Mazal tov to us! We reached Coast FI! 🎉
Cool. Cool. So what does that mean? Weren’t we pursuing FI or FIRE? What’s Coast FI? And why are we so excited?
When we first started this blog three and a half years ago, we had one goal in mind: Financial Independence (Retire Early), or, in other words, investing our way out of the rat race. We were all in: always reading, calculating, optimizing, cutting expenses, increasing our savings rate, running compound interest calculations, and building spreadsheets. We were on a mission to reach our goal as soon as possible.
But then something changed.
As we watched our investments grow, we started exploring different scenarios on our trusty compound interest calculator. What would happen if we invested more each month? What happens if we invest less? Or if we stop investing entirely (*gasp!*) aside from our employer-sponsored pensions and kranot hishtalmut?
We discovered that not only are we on track to hit (and surpass) our FI number by age 50, we could even stop our monthly contributions to our brokerage account and reach our target through our retirement savings and compound interest alone.
We could EVEN stop investing altogether – never invest another shekel – and through the magic of compound interest, we’d still have more than enough money to retire comfortably at traditional retirement age. This stage is known as Coast FI (or Coast Financial Independence) because all of the major investing happens early on, letting you coast comfortably into retirement.
That’s awesome! How do I know if I’m at Coast FI myself? Or how far I am from it?
This depends on several factors and personal lifestyle preferences, but it’s really not hard to calculate. Here’s how you do it.
- Choose your retirement age. AKA the age at which you want your investments to fully support you (and you no longer need to work). For the purposes of this exercise, we went with 67.
- Estimate your annual retirement spending.
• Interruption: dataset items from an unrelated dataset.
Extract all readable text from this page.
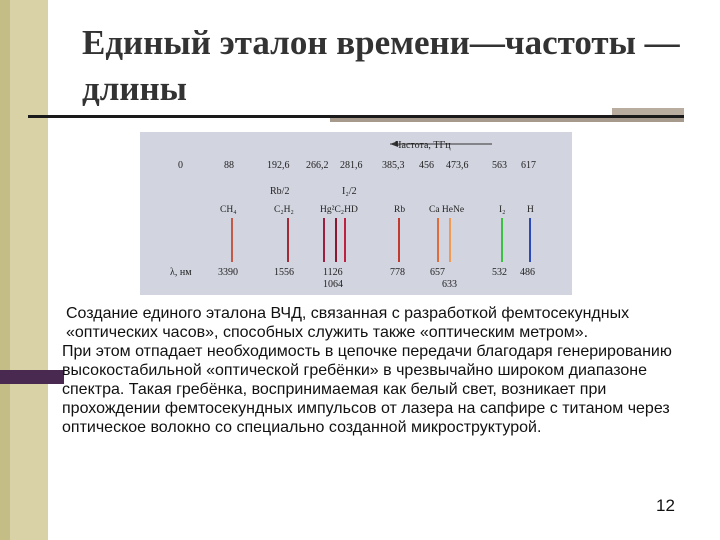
Единый эталон времени—частоты —длины
Частота, ТГц
0	88	192,6 266,2 281,6 385,3 456 473,6 563 617
Rb/2	I₂/2
CH₄	C₂H₂	Hg²C₂HD	Rb	Ca HeNe	I₂ H
λ, нм	3390	1556	1126
1064
778	657
633
532 486

Создание единого эталона ВЧД, связанная с разработкой фемтосекундных «оптических часов», способных служить также «оптическим метром».

При этом отпадает необходимость в цепочке передачи благодаря генерированию высокостабильной «оптической гребёнки» в чрезвычайно широком диапазоне спектра. Такая гребёнка, воспринимаемая как белый свет, возникает при прохождении фемтосекундных импульсов от лазера на сапфире с титаном через оптическое волокно со специально созданной микроструктурой.

12
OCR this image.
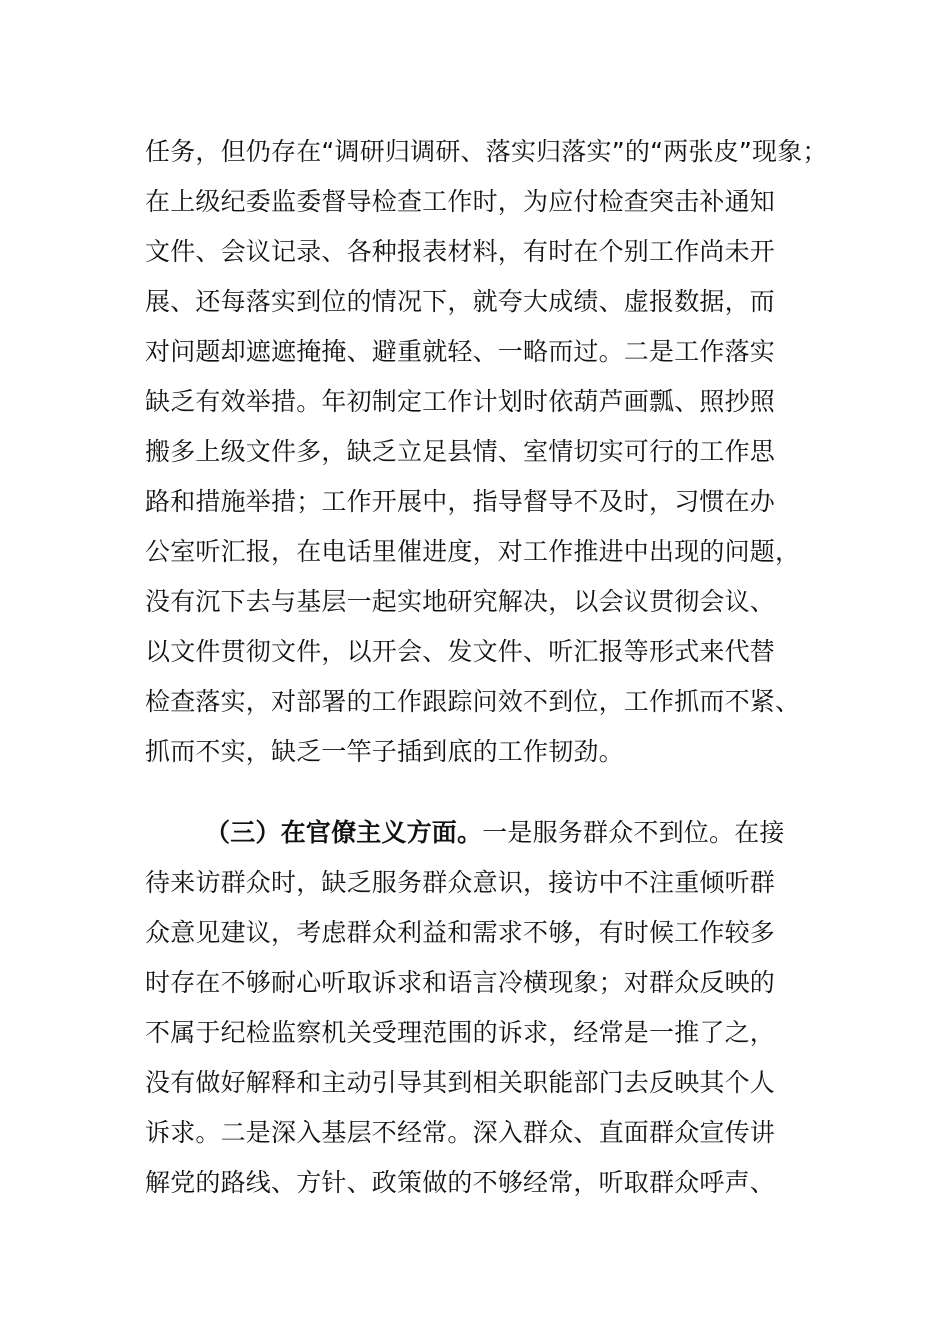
任务，但仍存在“调研归调研、落实归落实”的“两张皮”现象；
在上级纪委监委督导检查工作时，为应付检查突击补通知
文件、会议记录、各种报表材料，有时在个别工作尚未开
展、还每落实到位的情况下，就夸大成绩、虚报数据，而
对问题却遮遮掩掩、避重就轻、一略而过。二是工作落实
缺乏有效举措。年初制定工作计划时依葫芦画瓢、照抄照
搬多上级文件多，缺乏立足县情、室情切实可行的工作思
路和措施举措；工作开展中，指导督导不及时，习惯在办
公室听汇报，在电话里催进度，对工作推进中出现的问题，
没有沉下去与基层一起实地研究解决，以会议贯彻会议、
以文件贯彻文件，以开会、发文件、听汇报等形式来代替
检查落实，对部署的工作跟踪问效不到位，工作抓而不紧、
抓而不实，缺乏一竿子插到底的工作韧劲。
（三）在官僚主义方面。一是服务群众不到位。在接
待来访群众时，缺乏服务群众意识，接访中不注重倾听群
众意见建议，考虑群众利益和需求不够，有时候工作较多
时存在不够耐心听取诉求和语言冷横现象；对群众反映的
不属于纪检监察机关受理范围的诉求，经常是一推了之，
没有做好解释和主动引导其到相关职能部门去反映其个人
诉求。二是深入基层不经常。深入群众、直面群众宣传讲
解党的路线、方针、政策做的不够经常，听取群众呼声、
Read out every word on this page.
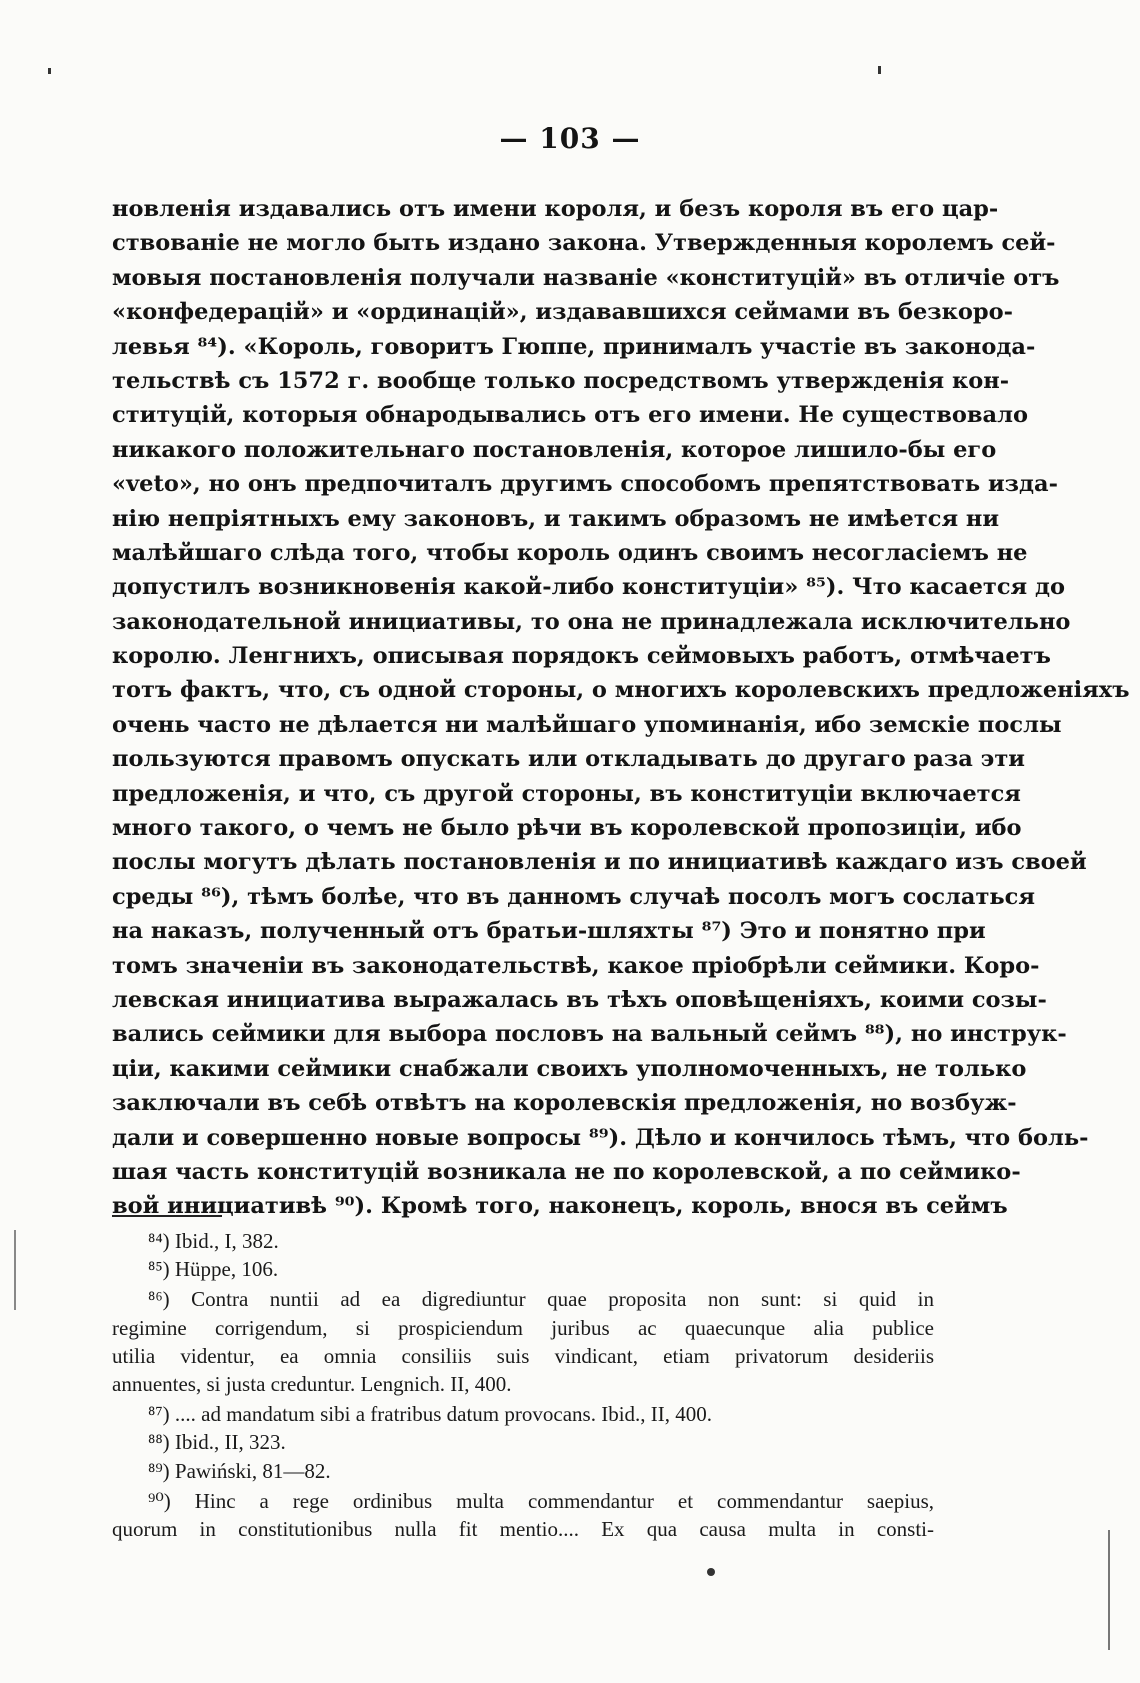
— 103 —
новленія издавались отъ имени короля, и безъ короля въ его цар-
ствованіе не могло быть издано закона. Утвержденныя королемъ сей-
мовыя постановленія получали названіе «конституцій» въ отличіе отъ
«конфедерацій» и «ординацій», издававшихся сеймами въ безкоро-
левья ⁸⁴). «Король, говоритъ Гюппе, принималъ участіе въ законода-
тельствѣ съ 1572 г. вообще только посредствомъ утвержденія кон-
ституцій, которыя обнародывались отъ его имени. Не существовало
никакого положительнаго постановленія, которое лишило-бы его
«veto», но онъ предпочиталъ другимъ способомъ препятствовать изда-
нію непріятныхъ ему законовъ, и такимъ образомъ не имѣется ни
малѣйшаго слѣда того, чтобы король одинъ своимъ несогласіемъ не
допустилъ возникновенія какой-либо конституціи» ⁸⁵). Что касается до
законодательной инициативы, то она не принадлежала исключительно
королю. Ленгнихъ, описывая порядокъ сеймовыхъ работъ, отмѣчаетъ
тотъ фактъ, что, съ одной стороны, о многихъ королевскихъ предложеніяхъ
очень часто не дѣлается ни малѣйшаго упоминанія, ибо земскіе послы
пользуются правомъ опускать или откладывать до другаго раза эти
предложенія, и что, съ другой стороны, въ конституціи включается
много такого, о чемъ не было рѣчи въ королевской пропозиціи, ибо
послы могутъ дѣлать постановленія и по инициативѣ каждаго изъ своей
среды ⁸⁶), тѣмъ болѣе, что въ данномъ случаѣ посолъ могъ сослаться
на наказъ, полученный отъ братьи-шляхты ⁸⁷) Это и понятно при
томъ значеніи въ законодательствѣ, какое пріобрѣли сеймики. Коро-
левская инициатива выражалась въ тѣхъ оповѣщеніяхъ, коими созы-
вались сеймики для выбора пословъ на вальный сеймъ ⁸⁸), но инструк-
ціи, какими сеймики снабжали своихъ уполномоченныхъ, не только
заключали въ себѣ отвѣтъ на королевскія предложенія, но возбуж-
дали и совершенно новые вопросы ⁸⁹). Дѣло и кончилось тѣмъ, что боль-
шая часть конституцій возникала не по королевской, а по сеймико-
вой инициативѣ ⁹⁰). Кромѣ того, наконецъ, король, внося въ сеймъ
⁸⁴) Ibid., I, 382.
⁸⁵) Hüppe, 106.
⁸⁶) Contra nuntii ad ea digrediuntur quae proposita non sunt: si quid in
regimine corrigendum, si prospiciendum juribus ac quaecunque alia publice
utilia videntur, ea omnia consiliis suis vindicant, etiam privatorum desideriis
annuentes, si justa creduntur. Lengnich. II, 400.
⁸⁷) .... ad mandatum sibi a fratribus datum provocans. Ibid., II, 400.
⁸⁸) Ibid., II, 323.
⁸⁹) Pawiński, 81—82.
⁹⁰) Hinc a rege ordinibus multa commendantur et commendantur saepius,
quorum in constitutionibus nulla fit mentio.... Ex qua causa multa in consti-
How much do you expect to spend per year in retirement? Use today’s shekels (or dollars). We’ll deal with inflation later.
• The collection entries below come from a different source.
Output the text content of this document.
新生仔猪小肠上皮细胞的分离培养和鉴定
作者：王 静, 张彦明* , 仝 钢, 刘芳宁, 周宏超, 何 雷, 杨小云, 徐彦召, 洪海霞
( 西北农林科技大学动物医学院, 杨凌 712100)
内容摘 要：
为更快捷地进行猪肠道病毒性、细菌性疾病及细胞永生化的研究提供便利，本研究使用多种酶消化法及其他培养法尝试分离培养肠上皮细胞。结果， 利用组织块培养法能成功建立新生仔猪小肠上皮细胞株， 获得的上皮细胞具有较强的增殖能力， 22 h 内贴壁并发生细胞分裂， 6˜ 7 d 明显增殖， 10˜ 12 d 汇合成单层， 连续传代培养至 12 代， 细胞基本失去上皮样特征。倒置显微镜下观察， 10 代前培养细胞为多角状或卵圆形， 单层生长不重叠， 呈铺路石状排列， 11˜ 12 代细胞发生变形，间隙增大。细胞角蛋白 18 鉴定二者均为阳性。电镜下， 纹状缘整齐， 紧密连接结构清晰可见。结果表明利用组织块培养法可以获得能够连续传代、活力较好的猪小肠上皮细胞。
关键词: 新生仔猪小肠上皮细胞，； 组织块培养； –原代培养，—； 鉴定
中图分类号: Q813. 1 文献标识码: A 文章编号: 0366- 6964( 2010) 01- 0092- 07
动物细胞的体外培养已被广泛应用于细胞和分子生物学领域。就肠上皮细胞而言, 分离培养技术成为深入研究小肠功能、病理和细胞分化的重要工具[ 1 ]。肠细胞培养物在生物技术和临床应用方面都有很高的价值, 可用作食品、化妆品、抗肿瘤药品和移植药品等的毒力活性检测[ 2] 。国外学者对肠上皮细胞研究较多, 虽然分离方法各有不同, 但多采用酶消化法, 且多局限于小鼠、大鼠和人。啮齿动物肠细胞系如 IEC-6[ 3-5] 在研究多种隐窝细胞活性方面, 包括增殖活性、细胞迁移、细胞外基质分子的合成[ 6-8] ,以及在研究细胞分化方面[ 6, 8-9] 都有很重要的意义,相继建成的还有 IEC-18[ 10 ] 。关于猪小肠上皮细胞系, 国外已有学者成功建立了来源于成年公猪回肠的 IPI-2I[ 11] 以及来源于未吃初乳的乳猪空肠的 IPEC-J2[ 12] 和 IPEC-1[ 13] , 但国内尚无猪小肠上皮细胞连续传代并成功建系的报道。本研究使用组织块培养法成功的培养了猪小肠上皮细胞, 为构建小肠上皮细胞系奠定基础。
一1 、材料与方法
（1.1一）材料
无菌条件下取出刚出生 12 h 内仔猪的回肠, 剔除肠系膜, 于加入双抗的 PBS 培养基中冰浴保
- Calculate your financial independence number. Multiply your annual spending by 25. This will allow you to withdraw 4% of your portfolio per year without running out of money.
- Work backwards. Use a compound interest calculator to find how much money you need to have invested today so that, with no further contributions, it will grow to your full FI number by retirement age. Assume a 7% annual investment return to account for inflation.
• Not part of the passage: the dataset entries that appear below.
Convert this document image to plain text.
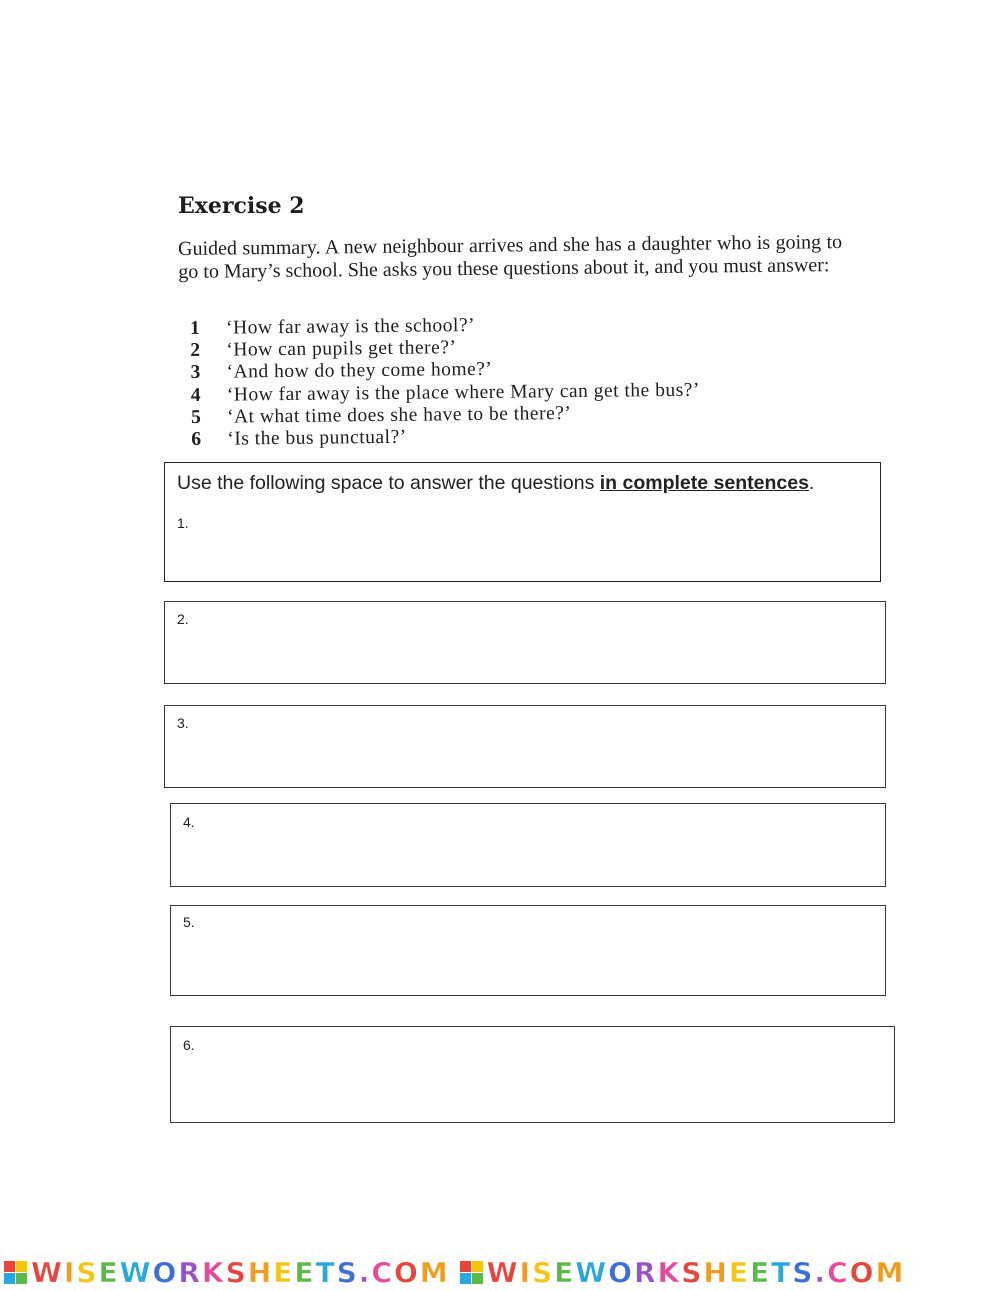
Exercise 2
Guided summary. A new neighbour arrives and she has a daughter who is going to go to Mary’s school. She asks you these questions about it, and you must answer:
1	‘How far away is the school?’
2	‘How can pupils get there?’
3	‘And how do they come home?’
4	‘How far away is the place where Mary can get the bus?’
5	‘At what time does she have to be there?’
6	‘Is the bus punctual?’
Use the following space to answer the questions in complete sentences.
1.
2.
3.
4.
5.
6.
WISEWORKSHEETS.COM WISEWORKSHEETS.COM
- This is your Coast FI number! Once you reach it, you no longer need to save for retirement. You just need to cover your current living expenses. 🎉
Now what? Where do we go from here?
Knowing that we are technically done investing for retirement gives us a great deal of flexibility. While we *could* retire at 50, we likely would get bored and still work at some capacity. So why rush?
As a result, we’ve eased up a bit on the race to full financial independence, since we know we will get there anyway. We’re still investing monthly – both in our pensions and kranot hishtalmut and in our brokerage account – but less. Since we know that we will, have enough to retire comfortably, we have started putting more money toward other shorter-term savings goals, such as our daughter’s bat mitzvah, home renovations, and a larger trip fund. We’ve also been spending more on day-to-day things that are meaningful to us and improve our quality of life, including private therapies and giving more to charity. We also keep toying with the idea of moving out of our shoe box of an apartment and getting more space, so we’ll see where that goes.
We discovered that financial freedom is a spectrum, not binary. Nothing miraculous happens the day you hit your FI number. (In fact, we hit Coast FI months ago and didn’t even notice.) But as our net worth grows, so does our sense of security, flexibility, and choice.
Coast FI doesn’t mean we “won” or that we stopped caring about investing. But it does mean that the pressure eased. It means we can make decisions a little more calmly, a little more intentionally, and with a longer view. It gave us permission to slow down, to redirect some energy and money toward the life we want to live now, not just the one we’re planning for decades from now. That’s the milestone we’re celebrating. Not an end point, but a meaningful shift along the way.
We will continue to live life intentionally – cutting costs on things we care less about so we can spend more on things that bring us joy and meaning to our lives. We look forward to sharing the next chapters of our journey with you.